Regard rivé sur les flammes, Moridin ne broncha pas.
— Nous sommes connectés, dit-il enfin. C’est comme ça que tu as pu venir ici, je crois – même si je ne comprends pas bien notre lien. Quant à toi, j’ai dû mal à imaginer que tu mesures le crétinisme de tes rodomontades.
Rand sentit la fureur monter en lui, mais il se contrôla.
— Nous verrons…
Il se connecta à la Source, qui lui semblait très distante. Quand il l’eut saisie, il se sentit partir en arrière, comme si on venait de tirer sur la ligne de saidin qui le reliait à elle. La pièce disparut, puis le Pouvoir se volatilisa aussi. Alors, Rand sombra dans un puits d’obscurité.

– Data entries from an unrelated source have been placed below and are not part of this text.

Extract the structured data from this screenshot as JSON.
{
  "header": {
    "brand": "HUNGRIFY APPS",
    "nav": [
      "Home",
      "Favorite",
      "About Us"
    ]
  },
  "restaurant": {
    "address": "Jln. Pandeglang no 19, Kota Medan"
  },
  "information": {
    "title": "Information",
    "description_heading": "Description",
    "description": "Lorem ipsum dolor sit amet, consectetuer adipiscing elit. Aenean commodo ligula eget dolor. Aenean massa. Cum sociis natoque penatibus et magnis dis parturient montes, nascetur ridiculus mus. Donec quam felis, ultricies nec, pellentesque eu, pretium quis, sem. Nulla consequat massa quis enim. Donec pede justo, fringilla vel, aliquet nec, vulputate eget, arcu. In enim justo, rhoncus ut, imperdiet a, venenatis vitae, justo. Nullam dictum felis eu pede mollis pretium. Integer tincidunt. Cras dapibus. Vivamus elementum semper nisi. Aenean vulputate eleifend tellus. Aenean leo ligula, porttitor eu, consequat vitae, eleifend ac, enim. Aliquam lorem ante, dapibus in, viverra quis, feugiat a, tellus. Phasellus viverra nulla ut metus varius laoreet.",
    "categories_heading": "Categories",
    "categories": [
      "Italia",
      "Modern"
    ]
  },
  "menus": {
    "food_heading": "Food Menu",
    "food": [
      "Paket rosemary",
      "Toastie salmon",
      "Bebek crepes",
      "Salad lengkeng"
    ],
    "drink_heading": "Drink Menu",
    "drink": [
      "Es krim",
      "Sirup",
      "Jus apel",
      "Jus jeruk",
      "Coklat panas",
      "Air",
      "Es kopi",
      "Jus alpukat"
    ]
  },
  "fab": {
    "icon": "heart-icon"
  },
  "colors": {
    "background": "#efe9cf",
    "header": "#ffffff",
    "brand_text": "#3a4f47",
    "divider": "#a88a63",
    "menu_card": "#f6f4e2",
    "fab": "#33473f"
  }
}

Quand son amant cessa de se débattre dans son sommeil, Min retint son souffle, espérant que ça ne recommencerait pas. Les jambes repliées sous elle, une couverture sur les épaules, elle lisait dans son fauteuil favori. Sur la petite table, la lueur vacillante d’une lampe faisait danser des ombres sur sa pile de livres poussiéreux. Pieds d’argile, Repères et remarques, Monuments de jadis… Des traités d’histoire, pour la plupart.
Rand soupira, mais il ne bougea plus. Expirant à fond, Min se radossa à son siège et rouvrit l’exemplaire des Méditations de Pelateos qu’elle était en train de lire. Même avec les volets fermés, elle entendait encore le vent souffler dans les pins. Après l’étrange incendie, une odeur de fumée planait encore dans la chambre. Grâce à ses réflexes, Aviendha avait évité un désastre. Malgré ça, les Matriarches continuaient à la faire trimer comme une mule. Pourquoi ne la récompensaient-elles pas, au contraire ?
Min n’avait pas pu l’approcher assez pour avoir une conversation avec elle. Pourtant, l’Aielle était arrivée au camp depuis un moment…
Min ne savait que penser de cette femme. Ce fameux soir où elles avaient bu de l’oosquai, elles étaient devenues un peu plus proches, mais une seule soirée ne tissait pas une amitié, et la notion de « partager » Rand continuait à défriser Min.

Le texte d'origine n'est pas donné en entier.